Sebaliknya, di negeri yang mengklaim diri sangat agamis dan sangat mengenal konsep dosa (seperti ‘haram’, ‘zalim’, ‘fasiq’), justru terjadi keloyoan struktural: hukum tumpul ke atas, perusak ekologi dan ekonomi nasional relatif leluasa, dan impunitas menjadi norma yang sunyi.
Ini bukanlah perbandingan statistik keimanan, melainkan sebuah gugatan filosofis terhadap moralitas politik. Esai ini tidak mencari jawaban sederhana, melainkan sebuah Renungan mendalam untuk membongkar tiga lapisan krisis ini:
1. Krisis Terminologis: Apa itu Dosa dalam ruang publik?
2. Krisis Struktural: Mengapa Religiusitas Institusional gagal mengamankan Keadilan Publik?
3. Krisis Kepemimpinan: Siapakah Pemimpin Tanpa Dosa yang sesungguhnya?

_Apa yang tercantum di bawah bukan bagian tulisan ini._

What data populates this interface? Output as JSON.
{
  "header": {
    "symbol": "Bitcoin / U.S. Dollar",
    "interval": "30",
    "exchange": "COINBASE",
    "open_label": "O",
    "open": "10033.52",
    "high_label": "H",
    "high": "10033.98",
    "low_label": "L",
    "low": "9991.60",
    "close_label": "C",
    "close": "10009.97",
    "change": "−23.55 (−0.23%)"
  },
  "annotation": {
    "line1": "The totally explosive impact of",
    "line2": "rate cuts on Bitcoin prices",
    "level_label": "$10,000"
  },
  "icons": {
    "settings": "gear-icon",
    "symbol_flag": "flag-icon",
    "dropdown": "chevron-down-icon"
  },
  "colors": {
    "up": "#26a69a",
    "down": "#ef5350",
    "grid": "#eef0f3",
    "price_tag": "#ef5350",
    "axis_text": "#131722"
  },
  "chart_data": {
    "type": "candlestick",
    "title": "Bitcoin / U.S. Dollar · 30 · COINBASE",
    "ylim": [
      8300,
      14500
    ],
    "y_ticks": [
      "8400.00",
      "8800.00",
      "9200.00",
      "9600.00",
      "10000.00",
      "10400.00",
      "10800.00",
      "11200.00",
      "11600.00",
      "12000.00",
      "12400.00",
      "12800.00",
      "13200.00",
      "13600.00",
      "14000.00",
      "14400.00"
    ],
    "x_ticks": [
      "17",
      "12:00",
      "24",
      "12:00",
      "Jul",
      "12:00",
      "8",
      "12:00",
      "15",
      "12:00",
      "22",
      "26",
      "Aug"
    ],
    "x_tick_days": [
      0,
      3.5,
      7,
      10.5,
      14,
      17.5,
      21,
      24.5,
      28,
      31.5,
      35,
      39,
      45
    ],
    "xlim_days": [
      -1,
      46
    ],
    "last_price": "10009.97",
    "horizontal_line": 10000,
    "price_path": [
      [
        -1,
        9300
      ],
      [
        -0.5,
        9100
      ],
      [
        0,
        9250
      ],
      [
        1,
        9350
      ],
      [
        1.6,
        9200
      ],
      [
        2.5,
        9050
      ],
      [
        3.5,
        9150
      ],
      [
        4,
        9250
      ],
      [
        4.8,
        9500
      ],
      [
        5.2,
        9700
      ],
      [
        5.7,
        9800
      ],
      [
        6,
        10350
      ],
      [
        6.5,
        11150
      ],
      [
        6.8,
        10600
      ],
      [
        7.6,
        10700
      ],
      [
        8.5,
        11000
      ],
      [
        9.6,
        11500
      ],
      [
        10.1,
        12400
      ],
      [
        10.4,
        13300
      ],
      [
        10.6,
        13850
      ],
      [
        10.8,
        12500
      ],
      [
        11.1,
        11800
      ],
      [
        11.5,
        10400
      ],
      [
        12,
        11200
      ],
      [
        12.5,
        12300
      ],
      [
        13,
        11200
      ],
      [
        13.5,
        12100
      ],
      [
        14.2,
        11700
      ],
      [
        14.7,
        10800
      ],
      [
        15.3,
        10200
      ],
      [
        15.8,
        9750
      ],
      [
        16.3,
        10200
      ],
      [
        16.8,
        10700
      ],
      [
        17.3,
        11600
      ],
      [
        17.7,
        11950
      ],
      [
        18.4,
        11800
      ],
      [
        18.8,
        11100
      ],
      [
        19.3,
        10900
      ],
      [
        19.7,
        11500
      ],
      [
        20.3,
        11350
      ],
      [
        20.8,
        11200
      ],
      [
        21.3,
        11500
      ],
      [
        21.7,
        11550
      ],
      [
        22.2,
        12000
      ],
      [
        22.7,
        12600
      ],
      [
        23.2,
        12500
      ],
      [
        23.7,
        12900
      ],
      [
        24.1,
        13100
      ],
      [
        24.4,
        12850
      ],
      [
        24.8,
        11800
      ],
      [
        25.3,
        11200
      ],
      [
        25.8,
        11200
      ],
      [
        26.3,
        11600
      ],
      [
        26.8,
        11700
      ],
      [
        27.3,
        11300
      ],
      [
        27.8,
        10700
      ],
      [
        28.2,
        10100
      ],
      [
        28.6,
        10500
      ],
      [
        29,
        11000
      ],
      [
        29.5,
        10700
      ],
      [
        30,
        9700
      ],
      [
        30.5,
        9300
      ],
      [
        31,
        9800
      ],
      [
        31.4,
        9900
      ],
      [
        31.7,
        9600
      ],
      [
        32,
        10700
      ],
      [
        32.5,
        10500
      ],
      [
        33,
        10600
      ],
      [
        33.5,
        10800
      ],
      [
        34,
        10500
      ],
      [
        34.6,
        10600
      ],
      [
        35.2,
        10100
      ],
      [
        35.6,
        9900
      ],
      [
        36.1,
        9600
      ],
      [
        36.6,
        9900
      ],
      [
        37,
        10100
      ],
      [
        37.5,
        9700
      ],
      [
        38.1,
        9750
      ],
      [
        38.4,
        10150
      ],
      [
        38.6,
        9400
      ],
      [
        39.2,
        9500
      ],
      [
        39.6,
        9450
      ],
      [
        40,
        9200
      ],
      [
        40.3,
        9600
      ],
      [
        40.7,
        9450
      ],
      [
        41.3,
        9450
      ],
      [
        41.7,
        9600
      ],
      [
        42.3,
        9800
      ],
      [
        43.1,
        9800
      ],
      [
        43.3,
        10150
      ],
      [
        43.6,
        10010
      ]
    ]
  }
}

Kita akan menyelami pemikiran para filsuf dari Timur dan Barat untuk memahami mengapa moralitas sekuler yang tegak sering kali lebih efektif menciptakan kebaikan publik daripada ritual religius yang hipokrit.
Konsep Dosa dalam Filsafat Politik
Negeri yang “sangat agamis” cenderung mendefinisikan dosa dalam kerangka privat dan ritualistik: dosa pribadi seperti meninggalkan salat, meminum alkohol, atau tidak menutup aurat. Dosa dipandang sebagai urusan vertikal (manusia dengan Tuhan) yang balasannya bersifat metafisik (Surga atau Neraka).

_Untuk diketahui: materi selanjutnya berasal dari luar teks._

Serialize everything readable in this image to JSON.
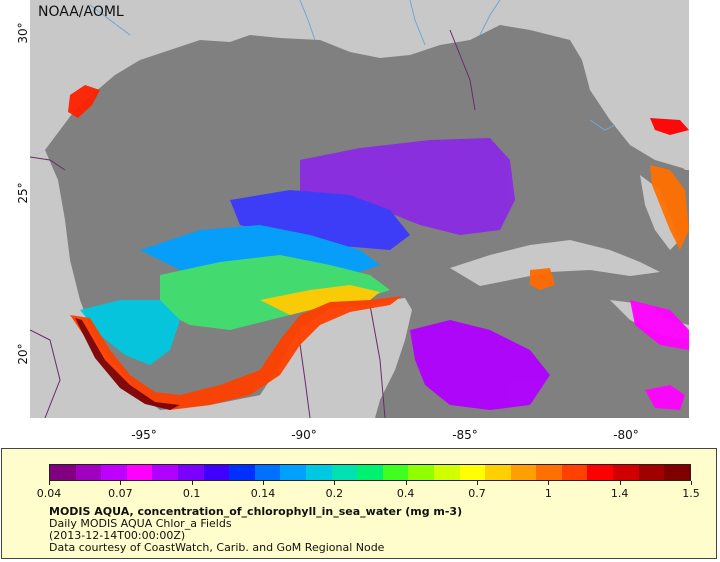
{
  "credit": "NOAA/AOML",
  "axes": {
    "x_ticks": [
      "-95°",
      "-90°",
      "-85°",
      "-80°"
    ],
    "y_ticks": [
      "30°",
      "25°",
      "20°"
    ]
  },
  "map": {
    "region": "Gulf of Mexico and Caribbean",
    "land_color": "#c8c8c8",
    "water_color": "#808080",
    "river_color": "#6fa6d6",
    "border_color": "#6a2a6a"
  },
  "legend": {
    "tick_labels": [
      "0.04",
      "0.07",
      "0.1",
      "0.14",
      "0.2",
      "0.4",
      "0.7",
      "1",
      "1.4",
      "1.5"
    ],
    "colors": [
      "#800080",
      "#a000c0",
      "#c000ff",
      "#ff00ff",
      "#b000ff",
      "#7a00ff",
      "#4000ff",
      "#0030ff",
      "#0070ff",
      "#00a0ff",
      "#00c8e0",
      "#00e0b0",
      "#00f070",
      "#40ff20",
      "#90ff00",
      "#d0ff00",
      "#ffff00",
      "#ffd000",
      "#ffa000",
      "#ff7000",
      "#ff4000",
      "#ff0000",
      "#d00000",
      "#a00000",
      "#800000"
    ],
    "title": "MODIS AQUA, concentration_of_chlorophyll_in_sea_water (mg m-3)",
    "line1": "Daily MODIS AQUA Chlor_a Fields",
    "line2": "(2013-12-14T00:00:00Z)",
    "line3": "Data courtesy of CoastWatch, Carib. and GoM Regional Node"
  }
}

Namun, dalam perspektif filsafat politik, dosa yang paling menghancurkan adalah Dosa Publik (The Public Sin), yaitu: Kezaliman Struktural, Korupsi Kekuasaan, dan Pengkhianatan Amanah.
Mengutip Emmanuel Kant, moralitas sejati terletak pada Imperatif Kategoris, yaitu tindakan yang dilakukan berdasarkan kewajiban universal, terlepas dari konsekuensi atau harapan pahala pribadi. Pemimpin yang menindak perusak lingkungan secara tegas, meskipun ia mungkin non-agamis, telah memenuhi Imperatif Kategoris yang paling mendasar dalam politik: Kewajiban menjaga bonum publicum –kebaikan bersama. Kegagalan melaksanakannya adalah dosa, terlepas dari seberapa taat ia beribadah.

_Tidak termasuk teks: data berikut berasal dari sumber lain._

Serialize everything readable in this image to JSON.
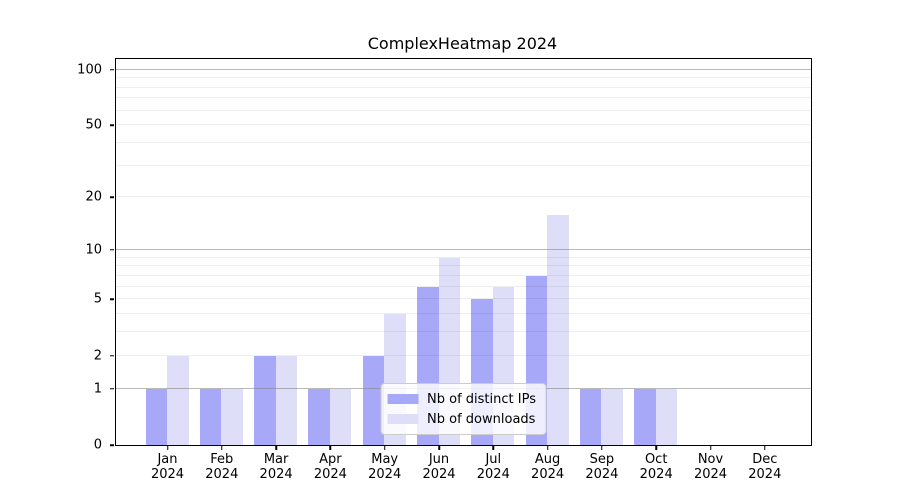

Kant: “Bertindaklah sedemikian rupa sehingga maksim kehendakmu selalu dapat berlaku sebagai prinsip undang-undang umum.”
Dosa publik pemimpin agamis yang loyo adalah kegagalan menjadikan keadilan dan penegakan hukum sebagai hukum universal—mereka justru membuat pengecualian bagi oligarki yang mereka lindungi.
Perbandingan dua jenis pemimpin ini juga dapat dianalisis melalui lensa etika:
1. Etika Deontologis –Negeri Agamis Loyo: Menekankan niat dan ritual. Pemimpin merasa sudah menjalankan tugas karena niatnya baik (misalnya, demi stabilitas), atau karena ia telah menjalankan kewajiban agama pribadinya. Namun, hasilnya nol.
2. Etika Konsekuensialis/Utilitarianisme –Negeri Sekuler Tegas: Menekankan hasil dan manfaat terbesar bagi jumlah orang terbanyak. Pemimpin menindak perusak hutan bukan karena takut Neraka, melainkan karena konsekuensinya (banjir bandang, kerugian ekonomi) merugikan mayoritas rakyat.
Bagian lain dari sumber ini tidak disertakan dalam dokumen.